Each model being presented with a string of words, the researchers measured the activity of the nodes that make up the network. They then compared these patterns to human brain activity, measured in subjects performing three language tasks: listening to stories, reading sentences one at a time, and reading sentences where one word is revealed at a time.These human data sets included functional magnetic resonance imaging (fMRI) data and intracranial electrocorticographic measurements taken in people undergoing brain surgery for epilepsy.
They found that the best performing network word prediction models had activity patterns very similar to those of the human brain. Activity in the same models also strongly correlated with measurements of human behavior, such as how quickly people could read texts.
“We found that models that predict neural responses well also tend to better predict human behavioral responses in terms of reading times. And both are explained by the model’s performance in predicting the next word. This triangle really connects everything, ”says Schrimpf.
“A key takeaway from this work is that language processing is a highly constrained problem: The best solutions to it that AI engineers have created end up being similar, as this paper shows, to the solutions found by the evolutionary process that created the human brain. Since the AI network didn’t seek to mimic the brain directly — but does end up looking brain-like — this suggests that, in a sense, a kind of convergent evolution has occurred between AI and nature,” says Daniel Yamins, an assistant professor of psychology and computer science at Stanford University, who was not involved in the study.
Game changer
One of the key computational features of predictive models such as GPT-3 is an element known as a forward one-way predictive transformer. This kind of transformer is able to make predictions of what is going to come next, based on previous sequences. A significant feature of this transformer is that it can make predictions based on a very long prior context (hundreds of words), not just the last few words.
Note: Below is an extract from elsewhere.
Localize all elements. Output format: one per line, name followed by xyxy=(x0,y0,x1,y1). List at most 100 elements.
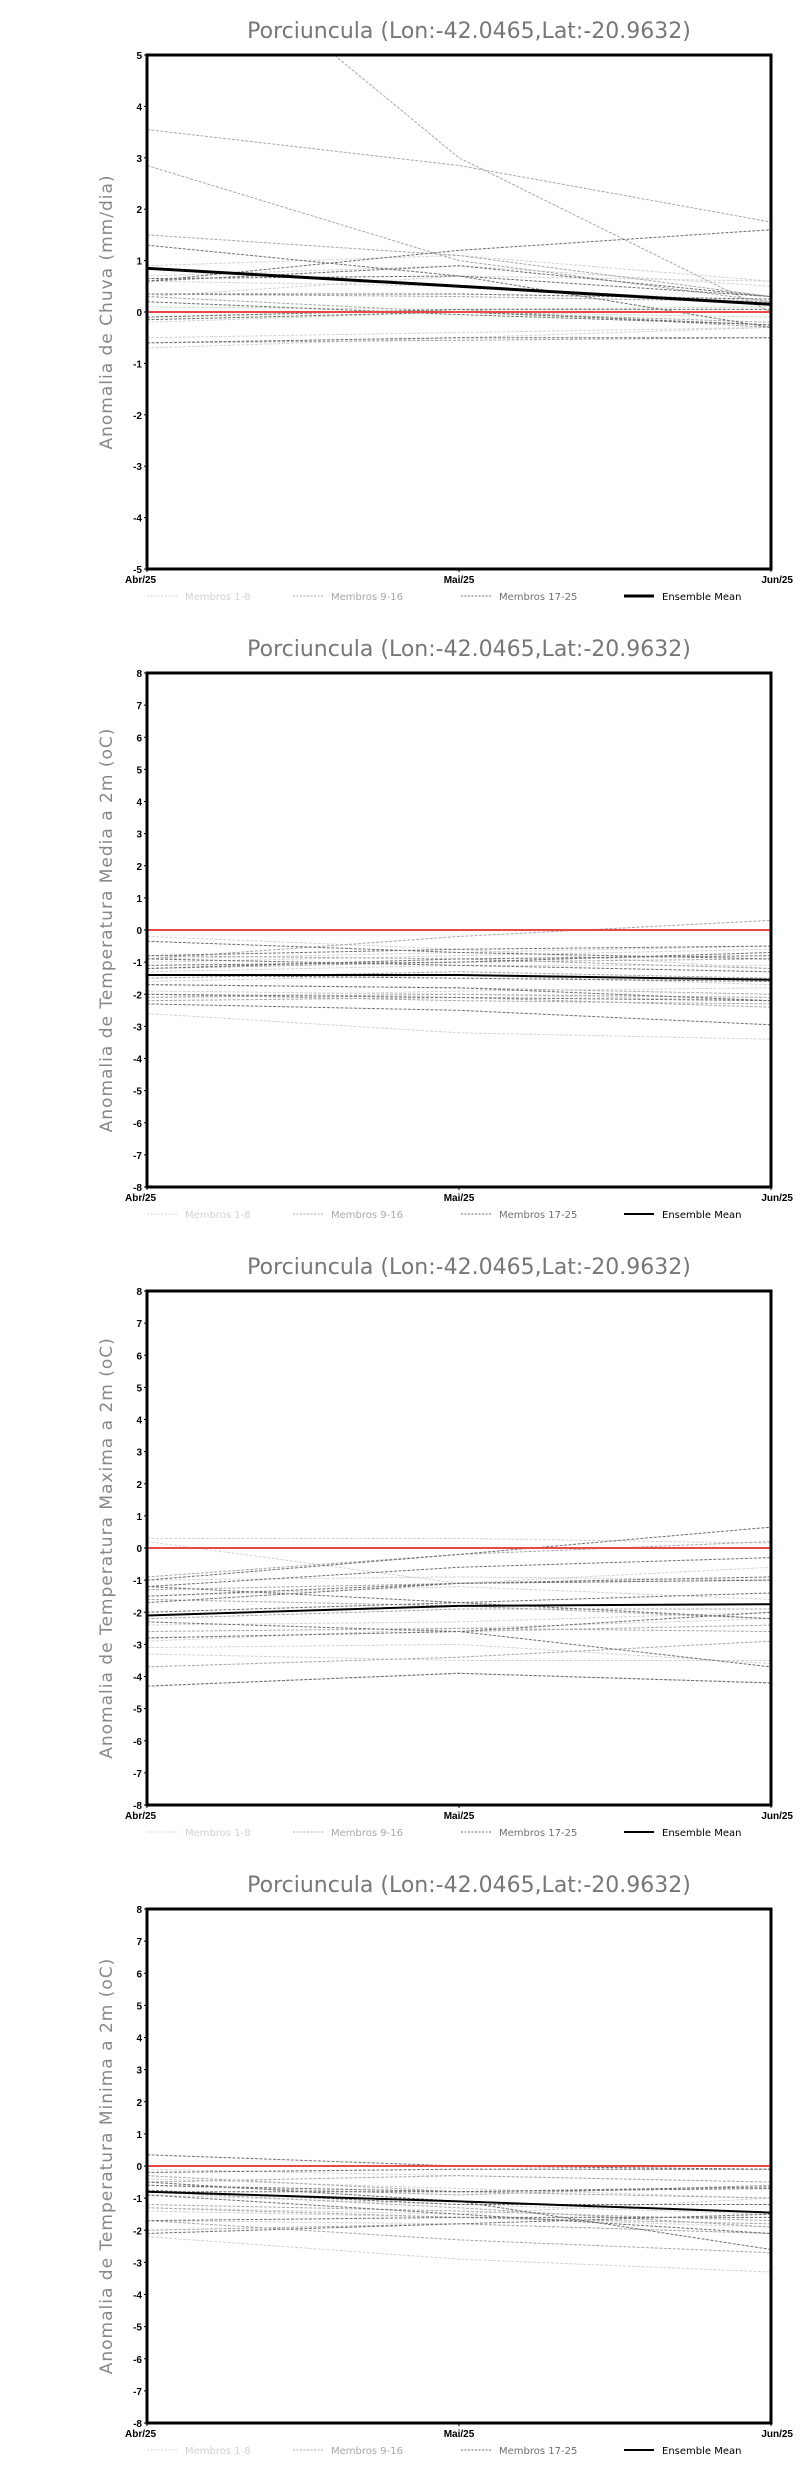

Scientists haven’t found any circuits or learning mechanisms in the brain that correspond to this type of processing, says Tenenbaum. However, the new results are in line with earlier hypotheses that prediction is one of the key functions in language processing. He says.
“One of the challenges with speech processing is what it looks like in real time,” he says. “Language comes into play and you have to keep up with it and understand it in real time.”
The researchers now plan to create variants of these language processing models to see how small changes in their architecture affect their performance and their ability to adapt to human neural data.
“For me, this result changed the rules of the game,” says Fedorenko. “It completely changes my research program because I would not have predicted that in my lifetime we would develop these computationally explicit models that capture enough about the brain to be used to understand how the brain works.”
The researchers also plan to combine these powerful language models with some computer models that Tenenbaum’s lab previously developed that can perform other types of tasks, such as perceptual representations of the physical world.
“If we can understand what these language models do and how they can connect with models that do things that are more like perceiving and thinking, then we can get more inclusive models of how things work in the brain.” Says Tenenbaum. “This could lead us to better models of artificial intelligence and give us better models of how a larger part of the brain works and how general intelligence arises than we have had in the past.”